According to Bureau of Economic analysis the US economy has declined by 1.8 percent in the first quarter. The latest U.S. job report showed a weak economic recovery with just 18,000 jobs created in June, and in the revised World economic outlook, IMF has since adjusted the growth for advanced economies to 2.5 percent from 2.6 percent. Indeed, the earthquake in Japan, the resultant disruption in the supply chain, and uncertainty with the varying pace of the economic recovery in the US economy's progress, are some of the reasons for the low demand for crude oil for the first half of 2011.

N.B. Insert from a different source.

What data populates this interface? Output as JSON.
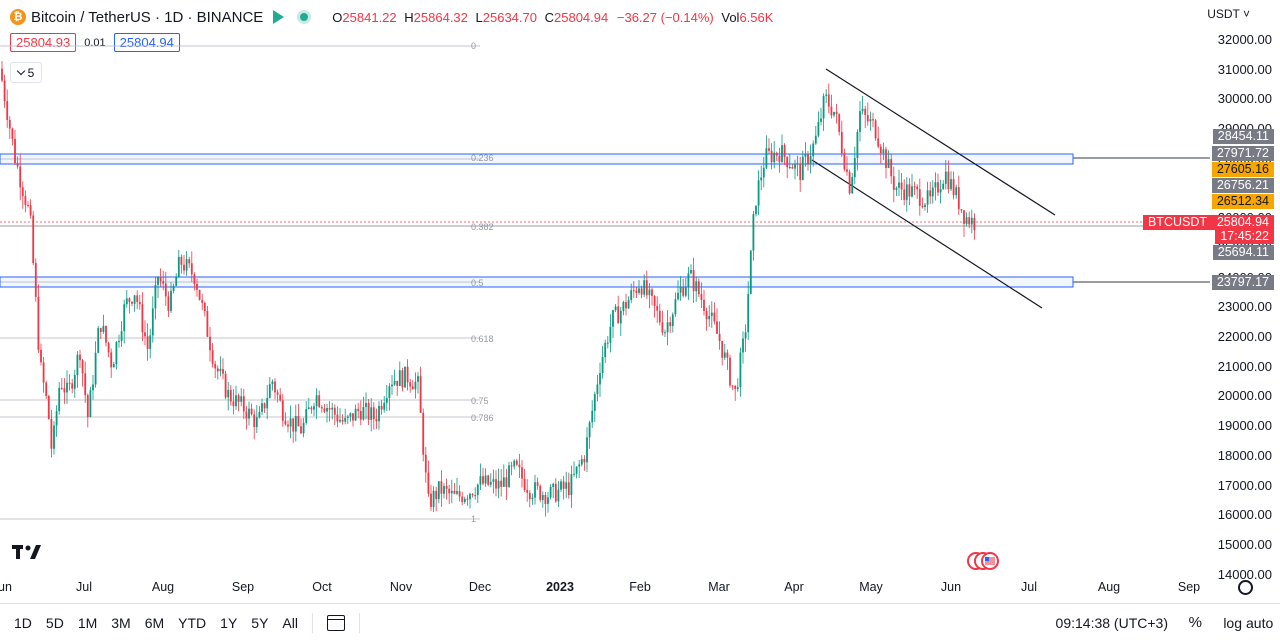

However, when US returns to faster growth, the Japanese economy bounces back, and Europe recovers from the debt crisis and thus a global recovery, what do we have in our hands, a supply deficit for oil.

In fact, Goldman predicts that the world economy would accelerate in the second half of the year itself, increasing demand. "Prices and returns will rise further later this year and into 2012," a report from the bank said, predicting that Brent crude would average at $120 in six months and $130 in 2012. An EIA report estimates that the oil demand will surpass production by 1.16 million barrels per day this year. The reports also suggests that the oil demand around the world to rise by 1.6 million bbl/d in 2012, a gap of 0.5 million barrels per day (only with increased production). The IMF, for its part, in the updated World Economic Outlook (WEO) for 2011, puts the assumed price for oil based on futures market at $105.25 in 2012. Analyst Hussein Allidina, from Morgan Stanley, said "We remain bullish on oil, particularly in the second half, and expect inventory draws will prompt OPEC to increase production, at the expense of spare capacity".

Of course, by 2012, we'll know which of these predictions come true, though wishful thinking hopes that, somehow, we've got it all wrong. Banks are bullish, you know why. But can we sit back, wait and watch as oil prices spiral, because spare capacity was exhausted?

So, really, did the Mayans predict the end of the world in 2012 or did they run out of space on their calendar? More like what Lady Macbeth said, "Almost at odds with morning, which is which." Superstitions and old wives tales aside, if we look at the oil supply/demand numbers, with close to 7 billion people, we are approaching the planet's carrying capacity. With the oil market set to go through a lot of stress in the coming year, 2012 will surely mark a turning point to remember.